Still living in New York City with her husband Max, Prominski started auditioning for Broadway shows. In May 2018, their son was born. "Thankfully, [people with diabetes] can have children and can do it in a healthful way," she said.

Prominski also found comfort and support in the type 1 diabetes community. "When I finally got a diagnosis, I found other people who also had this diagnosis," she recalled. "I found others to connect with who were such wonderful resources to discuss what I was going through, and if my symptoms were normal." One group in particular, Beyond Type 1, was a big source of support.

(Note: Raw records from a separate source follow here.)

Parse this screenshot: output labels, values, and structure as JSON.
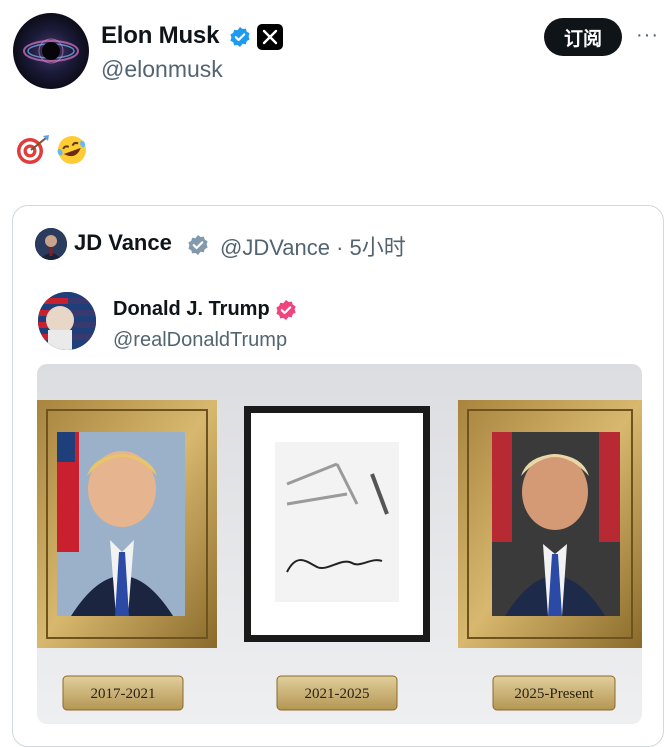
{
  "author": {
    "name": "Elon Musk",
    "handle": "@elonmusk"
  },
  "actions": {
    "subscribe_label": "订阅",
    "more_label": "···"
  },
  "post": {
    "emojis": [
      "direct-hit",
      "rolling-on-floor-laughing"
    ]
  },
  "quoted": {
    "name": "JD Vance",
    "handle_time": "@JDVance · 5小时",
    "inner": {
      "name": "Donald J. Trump",
      "handle": "@realDonaldTrump",
      "plaques": [
        "2017-2021",
        "2021-2025",
        "2025-Present"
      ]
    }
  },
  "colors": {
    "verified_blue": "#1d9bf0",
    "verified_gray": "#829aab",
    "verified_pink": "#f0447f",
    "subscribe_bg": "#0f1419"
  }
}
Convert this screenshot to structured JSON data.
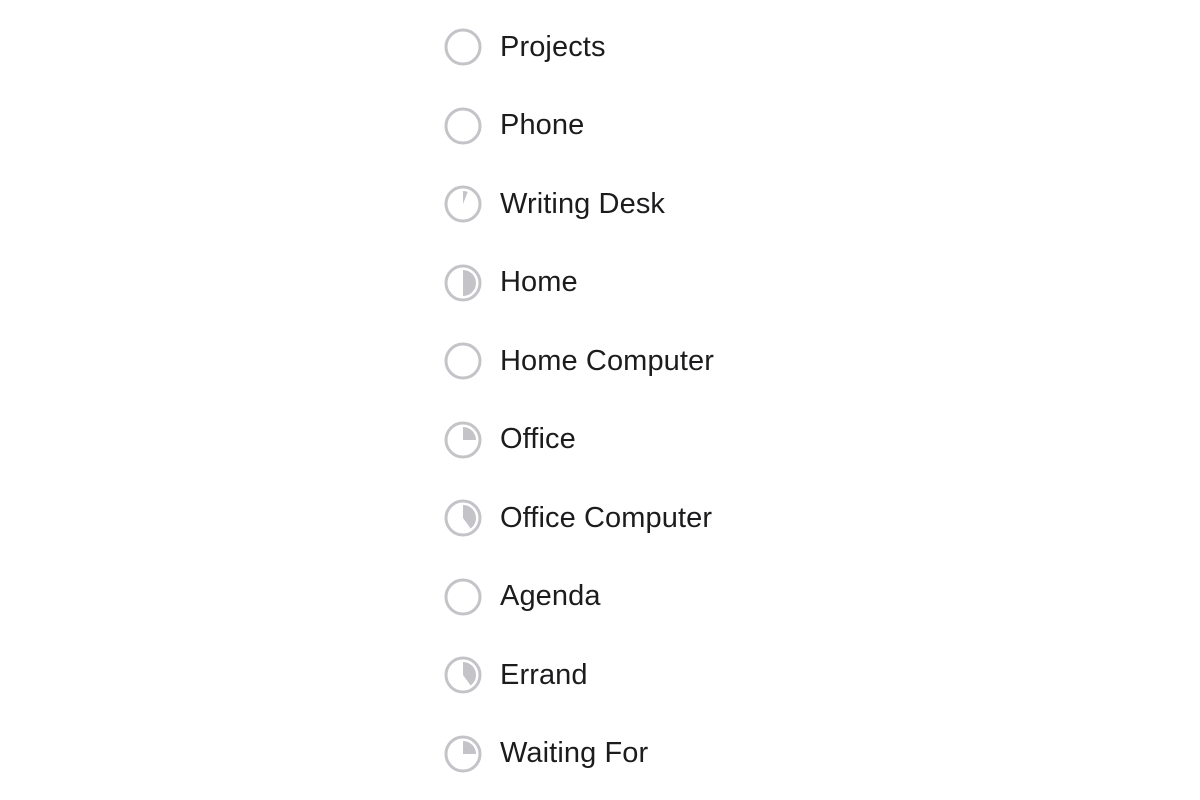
{
  "list": {
    "ring_color": "#c4c4c8",
    "fill_color": "#c4c4c8",
    "items": [
      {
        "label": "Projects",
        "progress": 0
      },
      {
        "label": "Phone",
        "progress": 0
      },
      {
        "label": "Writing Desk",
        "progress": 0.06
      },
      {
        "label": "Home",
        "progress": 0.5
      },
      {
        "label": "Home Computer",
        "progress": 0
      },
      {
        "label": "Office",
        "progress": 0.25
      },
      {
        "label": "Office Computer",
        "progress": 0.4
      },
      {
        "label": "Agenda",
        "progress": 0
      },
      {
        "label": "Errand",
        "progress": 0.4
      },
      {
        "label": "Waiting For",
        "progress": 0.25
      }
    ]
  }
}
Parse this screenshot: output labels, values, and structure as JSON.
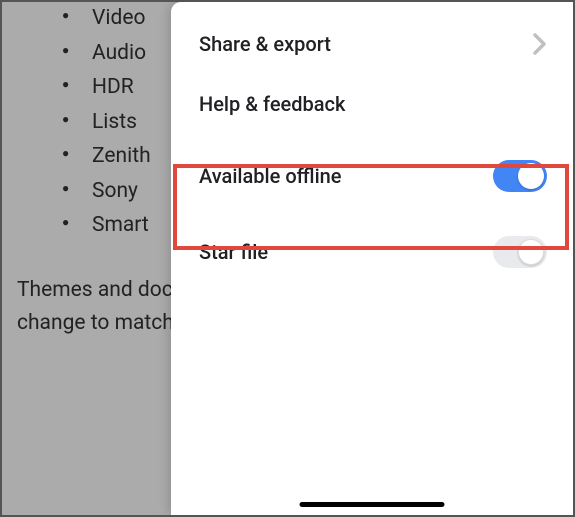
{
  "document": {
    "bullets": [
      "Video",
      "Audio",
      "HDR",
      "Lists",
      "Zenith",
      "Sony",
      "Smart"
    ],
    "paragraph": "Themes and document colors Design and pictures, charts change to match you apply styles match the new"
  },
  "panel": {
    "items": [
      {
        "label": "Share & export",
        "type": "nav"
      },
      {
        "label": "Help & feedback",
        "type": "plain"
      },
      {
        "label": "Available offline",
        "type": "toggle",
        "on": true
      },
      {
        "label": "Star file",
        "type": "toggle",
        "on": false
      }
    ]
  }
}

"Having diabetes today, some people are still embarrassed. But there's no reason to be," she noted. "I was at the playground with my son recently, and a dad came over. He had seen my glucose monitor, and he told me his 2-year-old daughter had just been diagnosed. There is so much solidarity and understanding."

Prominski now teaches ballet classes, and her heart jumps whenever one of the students opens up about having diabetes. "Young dancers see me, and they see that I've made it and that I have diabetes, too," she said.

Looking back at the journey—from the first worrisome symptoms to diagnosis and treatment—she realized that the most important move was to be her own advocate. She encourages others to be their own advocates as well.

"I had the telltale signs," she said. "If you're not satisfied with the answers you're being given, keep searching. Go to a different doctor. Go to a different type of doctor. If you know in your heart something is wrong, don't stop searching."